For those unfamiliar with New Zealand legislation, there is no ability to litigate for personal physical injury, as ACC provides 24 hour ‘no-fault’ cover forpersonal physical injury for all people whether working or not, funded by levies from employers, employees and various other taxes.  It was first introduced to New Zealand in 1974, and has continued to be a model for many commentators on accident compensation.

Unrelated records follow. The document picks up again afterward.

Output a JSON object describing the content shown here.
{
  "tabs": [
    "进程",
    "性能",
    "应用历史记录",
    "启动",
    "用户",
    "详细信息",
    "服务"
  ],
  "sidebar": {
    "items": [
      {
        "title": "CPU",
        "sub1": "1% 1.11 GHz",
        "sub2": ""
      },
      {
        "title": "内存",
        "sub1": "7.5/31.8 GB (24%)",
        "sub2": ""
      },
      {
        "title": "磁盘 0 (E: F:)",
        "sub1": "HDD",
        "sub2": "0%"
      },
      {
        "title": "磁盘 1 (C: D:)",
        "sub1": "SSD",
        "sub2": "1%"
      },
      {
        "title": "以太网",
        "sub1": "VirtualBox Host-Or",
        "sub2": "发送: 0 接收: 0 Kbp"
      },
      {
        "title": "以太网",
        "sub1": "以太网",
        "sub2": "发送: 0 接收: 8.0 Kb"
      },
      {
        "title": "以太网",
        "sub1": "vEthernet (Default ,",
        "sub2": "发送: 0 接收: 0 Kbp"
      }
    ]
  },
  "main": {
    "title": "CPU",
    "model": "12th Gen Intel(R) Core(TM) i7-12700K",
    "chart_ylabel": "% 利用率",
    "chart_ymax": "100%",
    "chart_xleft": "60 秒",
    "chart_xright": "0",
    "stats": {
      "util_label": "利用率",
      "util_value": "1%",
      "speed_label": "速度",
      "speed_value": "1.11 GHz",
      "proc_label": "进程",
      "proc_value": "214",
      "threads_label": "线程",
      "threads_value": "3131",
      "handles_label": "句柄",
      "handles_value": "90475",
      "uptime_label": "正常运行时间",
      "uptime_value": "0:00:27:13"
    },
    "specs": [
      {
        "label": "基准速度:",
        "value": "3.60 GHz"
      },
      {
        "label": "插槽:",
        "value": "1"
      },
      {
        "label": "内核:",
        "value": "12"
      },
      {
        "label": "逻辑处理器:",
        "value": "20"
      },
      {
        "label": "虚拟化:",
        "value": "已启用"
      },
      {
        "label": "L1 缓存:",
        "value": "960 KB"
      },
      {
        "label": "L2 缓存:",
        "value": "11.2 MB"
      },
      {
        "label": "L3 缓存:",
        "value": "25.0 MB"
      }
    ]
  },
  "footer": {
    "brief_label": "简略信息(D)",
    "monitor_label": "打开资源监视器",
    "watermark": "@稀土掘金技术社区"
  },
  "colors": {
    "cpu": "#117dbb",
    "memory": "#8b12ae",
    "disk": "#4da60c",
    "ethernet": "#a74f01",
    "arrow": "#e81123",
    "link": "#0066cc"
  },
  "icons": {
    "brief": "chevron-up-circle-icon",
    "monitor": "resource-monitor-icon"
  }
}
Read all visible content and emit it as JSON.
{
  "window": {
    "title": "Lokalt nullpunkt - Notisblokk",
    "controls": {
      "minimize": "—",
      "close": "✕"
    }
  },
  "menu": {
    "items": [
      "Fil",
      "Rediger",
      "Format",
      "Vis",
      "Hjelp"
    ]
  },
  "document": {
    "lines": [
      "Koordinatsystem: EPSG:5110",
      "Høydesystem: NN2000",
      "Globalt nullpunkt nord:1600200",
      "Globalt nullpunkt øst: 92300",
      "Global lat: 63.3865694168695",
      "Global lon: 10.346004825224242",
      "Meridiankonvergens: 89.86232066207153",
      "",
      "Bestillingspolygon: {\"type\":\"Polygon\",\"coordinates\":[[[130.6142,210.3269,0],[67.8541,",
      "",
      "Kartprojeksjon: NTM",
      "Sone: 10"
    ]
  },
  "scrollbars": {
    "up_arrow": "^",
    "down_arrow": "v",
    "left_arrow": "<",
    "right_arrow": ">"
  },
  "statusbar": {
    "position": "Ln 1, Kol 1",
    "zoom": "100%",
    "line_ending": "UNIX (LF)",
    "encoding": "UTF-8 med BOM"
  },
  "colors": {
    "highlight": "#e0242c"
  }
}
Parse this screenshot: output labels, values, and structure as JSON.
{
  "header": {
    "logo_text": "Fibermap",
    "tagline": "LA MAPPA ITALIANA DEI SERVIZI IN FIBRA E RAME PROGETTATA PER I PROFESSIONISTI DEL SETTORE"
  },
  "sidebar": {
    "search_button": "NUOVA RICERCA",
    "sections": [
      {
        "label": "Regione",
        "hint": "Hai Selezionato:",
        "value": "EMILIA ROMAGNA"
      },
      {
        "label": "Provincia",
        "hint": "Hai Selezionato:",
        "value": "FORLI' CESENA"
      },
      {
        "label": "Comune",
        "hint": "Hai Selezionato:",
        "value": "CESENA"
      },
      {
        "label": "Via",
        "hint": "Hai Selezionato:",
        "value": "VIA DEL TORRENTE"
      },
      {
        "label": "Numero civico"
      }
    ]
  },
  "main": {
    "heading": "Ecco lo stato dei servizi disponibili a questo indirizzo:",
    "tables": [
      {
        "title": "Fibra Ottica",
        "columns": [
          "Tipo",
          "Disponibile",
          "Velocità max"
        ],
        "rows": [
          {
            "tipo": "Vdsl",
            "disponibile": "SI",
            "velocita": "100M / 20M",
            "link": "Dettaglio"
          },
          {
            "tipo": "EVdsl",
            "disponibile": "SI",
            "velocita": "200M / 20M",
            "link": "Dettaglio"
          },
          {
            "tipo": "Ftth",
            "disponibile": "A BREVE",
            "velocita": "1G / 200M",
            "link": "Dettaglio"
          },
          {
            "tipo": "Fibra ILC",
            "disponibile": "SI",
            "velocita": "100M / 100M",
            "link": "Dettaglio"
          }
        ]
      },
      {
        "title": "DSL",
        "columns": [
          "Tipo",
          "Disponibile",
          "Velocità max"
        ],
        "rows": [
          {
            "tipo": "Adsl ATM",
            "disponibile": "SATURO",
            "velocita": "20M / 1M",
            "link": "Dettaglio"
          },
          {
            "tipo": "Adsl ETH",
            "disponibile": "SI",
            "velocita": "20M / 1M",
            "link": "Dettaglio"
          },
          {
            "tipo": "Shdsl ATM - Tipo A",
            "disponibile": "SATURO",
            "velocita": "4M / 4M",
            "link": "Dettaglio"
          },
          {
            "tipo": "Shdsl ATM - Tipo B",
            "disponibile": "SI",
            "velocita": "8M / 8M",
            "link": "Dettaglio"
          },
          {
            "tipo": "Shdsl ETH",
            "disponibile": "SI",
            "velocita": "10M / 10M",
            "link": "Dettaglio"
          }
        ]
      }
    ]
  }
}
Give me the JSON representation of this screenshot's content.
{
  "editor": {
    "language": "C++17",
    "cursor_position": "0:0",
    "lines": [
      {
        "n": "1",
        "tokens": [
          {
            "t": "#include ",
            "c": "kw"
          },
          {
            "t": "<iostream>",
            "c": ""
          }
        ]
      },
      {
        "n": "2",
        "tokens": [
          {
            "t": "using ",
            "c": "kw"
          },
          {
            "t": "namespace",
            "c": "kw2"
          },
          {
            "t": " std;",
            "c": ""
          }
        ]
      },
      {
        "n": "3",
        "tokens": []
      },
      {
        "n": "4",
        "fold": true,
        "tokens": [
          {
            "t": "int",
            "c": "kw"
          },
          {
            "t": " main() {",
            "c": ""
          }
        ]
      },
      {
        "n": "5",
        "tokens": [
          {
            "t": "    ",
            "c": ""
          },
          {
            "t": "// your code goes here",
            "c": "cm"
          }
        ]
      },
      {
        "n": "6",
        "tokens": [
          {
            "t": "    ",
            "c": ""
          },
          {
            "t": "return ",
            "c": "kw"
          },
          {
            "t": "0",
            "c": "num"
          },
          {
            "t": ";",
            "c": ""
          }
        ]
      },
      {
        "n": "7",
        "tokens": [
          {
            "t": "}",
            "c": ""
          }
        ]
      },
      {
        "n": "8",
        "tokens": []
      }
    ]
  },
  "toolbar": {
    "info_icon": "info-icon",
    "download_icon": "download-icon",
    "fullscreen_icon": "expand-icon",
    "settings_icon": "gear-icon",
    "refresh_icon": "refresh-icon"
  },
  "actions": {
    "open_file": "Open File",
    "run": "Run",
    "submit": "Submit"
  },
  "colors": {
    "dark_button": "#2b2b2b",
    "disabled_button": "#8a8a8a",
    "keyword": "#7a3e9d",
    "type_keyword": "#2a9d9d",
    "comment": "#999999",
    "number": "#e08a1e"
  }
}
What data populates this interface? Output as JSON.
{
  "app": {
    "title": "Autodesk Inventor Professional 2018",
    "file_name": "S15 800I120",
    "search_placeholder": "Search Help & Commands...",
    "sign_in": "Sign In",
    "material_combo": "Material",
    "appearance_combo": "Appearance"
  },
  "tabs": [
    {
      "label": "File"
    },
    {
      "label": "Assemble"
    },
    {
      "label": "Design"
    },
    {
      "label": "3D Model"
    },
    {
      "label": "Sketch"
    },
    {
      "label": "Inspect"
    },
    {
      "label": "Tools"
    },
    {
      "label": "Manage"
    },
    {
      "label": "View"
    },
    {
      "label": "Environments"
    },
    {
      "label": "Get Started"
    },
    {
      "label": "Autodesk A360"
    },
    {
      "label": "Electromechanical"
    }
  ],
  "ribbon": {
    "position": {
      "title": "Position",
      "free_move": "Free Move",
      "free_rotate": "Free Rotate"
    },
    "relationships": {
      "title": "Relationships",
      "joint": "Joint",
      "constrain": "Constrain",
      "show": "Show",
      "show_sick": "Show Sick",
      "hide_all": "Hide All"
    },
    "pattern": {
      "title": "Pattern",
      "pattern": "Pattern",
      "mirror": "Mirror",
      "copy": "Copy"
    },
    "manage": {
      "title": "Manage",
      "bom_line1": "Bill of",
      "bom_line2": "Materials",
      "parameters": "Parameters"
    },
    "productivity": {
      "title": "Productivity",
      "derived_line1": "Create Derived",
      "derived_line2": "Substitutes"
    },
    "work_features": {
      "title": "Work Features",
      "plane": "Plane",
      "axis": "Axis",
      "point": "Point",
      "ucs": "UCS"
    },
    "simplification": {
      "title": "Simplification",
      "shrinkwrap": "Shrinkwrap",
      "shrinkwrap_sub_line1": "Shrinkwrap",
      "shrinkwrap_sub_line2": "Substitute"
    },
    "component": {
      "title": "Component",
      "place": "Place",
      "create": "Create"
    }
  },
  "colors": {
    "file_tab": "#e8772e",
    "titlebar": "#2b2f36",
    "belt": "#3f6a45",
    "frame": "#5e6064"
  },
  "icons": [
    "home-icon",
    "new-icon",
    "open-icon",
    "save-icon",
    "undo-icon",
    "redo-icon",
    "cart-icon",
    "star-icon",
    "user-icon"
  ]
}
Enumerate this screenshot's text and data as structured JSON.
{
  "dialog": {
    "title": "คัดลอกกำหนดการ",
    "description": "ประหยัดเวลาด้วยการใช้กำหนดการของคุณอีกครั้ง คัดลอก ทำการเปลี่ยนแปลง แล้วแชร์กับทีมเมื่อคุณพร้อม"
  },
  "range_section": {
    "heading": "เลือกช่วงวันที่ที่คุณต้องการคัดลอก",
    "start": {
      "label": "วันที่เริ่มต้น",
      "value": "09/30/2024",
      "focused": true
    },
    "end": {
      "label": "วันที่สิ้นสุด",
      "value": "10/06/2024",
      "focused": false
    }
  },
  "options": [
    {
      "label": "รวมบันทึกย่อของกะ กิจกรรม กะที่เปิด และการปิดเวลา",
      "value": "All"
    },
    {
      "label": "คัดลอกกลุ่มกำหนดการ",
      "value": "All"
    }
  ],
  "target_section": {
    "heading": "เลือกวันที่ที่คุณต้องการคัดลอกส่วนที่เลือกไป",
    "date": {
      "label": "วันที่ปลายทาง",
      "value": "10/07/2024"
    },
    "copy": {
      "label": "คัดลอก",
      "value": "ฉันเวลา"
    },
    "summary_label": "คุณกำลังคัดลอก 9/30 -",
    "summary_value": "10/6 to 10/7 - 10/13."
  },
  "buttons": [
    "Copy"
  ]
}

It’s difficult to establish why rehabilitation ‘performance’ appears to be less effective than previously.  I can only observe that management of claims is often fragmented, that multiple treatment providers are often involved with quite contradictory aims, that contracts for services to claimants appears very prescriptive and often clumsy, and that case management can be quite different depending on the individual case manager working on a claim.  Perhaps one factor could be the increased use of ‘multidisciplinary’ pain management but using teams of clinicians who rarely meet, may not have any specific education, training or experience in pain management, and who’s membership changes often, and within a programme framework that may be ‘pain management lite’ – or less than the recommended 50 – 100 hours of consolidated input (Main, Sullivan & Watson, 2008).

Back to RTW matters – as a taster, take a look at the free information available, and make your own mind up about its value.

Main, C., Sullivan, M.,  & Watson, P.  (2008). Pain Management: practical applications of the biopsychosocial perspective in clinical and occupational settings. 2nd Ed. Churchill Livingstone, Elsevier, Philadelphia.